— И гитарист.
— Ты мужиков кормить должна, а не со мной болтать, — отгоняя воспоминания о его голосе с лёгкой хрипотцой и больших ладонях, странно сочетающихся с изгибами музыкального инструмента, дала наставление она.
— Вадим пиво с сыром косичкой купил, Витя копчёную рыбу принёс, я бутерброды с паштетом намазала, не голодают, — отмахнулась от наставления младшей сестры Татьяна. — Вот холостяк, значит, должен в гости напрашиваться, чтобы поесть домашних изысков, а Витя всегда сам что-нибудь вкусное приносит.
— Взрослый дядька и всё понимает. Или мама хорошо воспитала.
Обсуждать Виктора не хотелось, но и другой горячей темы на повестке дня не было. Не рассказывать же Любе о своём насморке и Сергее?
Да и старшей дочери Кошкиных хотелось поделиться сведениями о друге мужа, которого, как выяснилось, считает самым адекватным из его окружения.

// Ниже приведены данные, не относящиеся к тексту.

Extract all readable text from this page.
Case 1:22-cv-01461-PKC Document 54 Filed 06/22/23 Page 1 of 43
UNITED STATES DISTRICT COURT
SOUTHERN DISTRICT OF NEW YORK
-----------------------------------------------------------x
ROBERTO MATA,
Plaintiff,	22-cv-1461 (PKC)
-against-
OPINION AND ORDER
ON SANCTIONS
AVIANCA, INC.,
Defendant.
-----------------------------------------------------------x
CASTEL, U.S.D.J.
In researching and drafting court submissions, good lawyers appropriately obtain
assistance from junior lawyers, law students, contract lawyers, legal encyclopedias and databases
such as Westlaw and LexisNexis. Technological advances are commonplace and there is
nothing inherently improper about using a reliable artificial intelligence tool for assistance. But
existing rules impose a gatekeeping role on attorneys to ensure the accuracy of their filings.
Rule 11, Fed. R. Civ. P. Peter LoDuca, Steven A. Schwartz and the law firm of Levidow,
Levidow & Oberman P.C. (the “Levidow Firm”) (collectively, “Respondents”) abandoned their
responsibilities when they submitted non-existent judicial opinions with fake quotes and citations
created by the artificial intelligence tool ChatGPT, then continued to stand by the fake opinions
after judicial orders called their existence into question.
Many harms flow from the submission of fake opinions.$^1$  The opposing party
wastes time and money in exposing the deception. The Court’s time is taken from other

Не был женат, давно бросил курить, не злоупотребляет алкоголем и извиняется перед ней, если в речи мелькает мат.
Но Люба смогла выделить главное, что по мнению сестры делает Виктора отличной компанией.
Во-первых, он не близок с родителями, следовательно, будет играть на руку Таниному желанию показать мужу, что как бы его маменьке не было интересно знать каждое их движение, её требование отчитываться и советоваться по любой ерунде, нездоровая тенденция. Не то чтобы Вадим так делает, но он настолько деликатно её отшивает, что она искренне считает, что сын не всегда отвечает на звонки, не рассказывает о проблемах в браке и не забегает после работы на ужин, обходясь одним визитом в неделю, только потому, что его бессовестная жена не даёт ему продохнуть.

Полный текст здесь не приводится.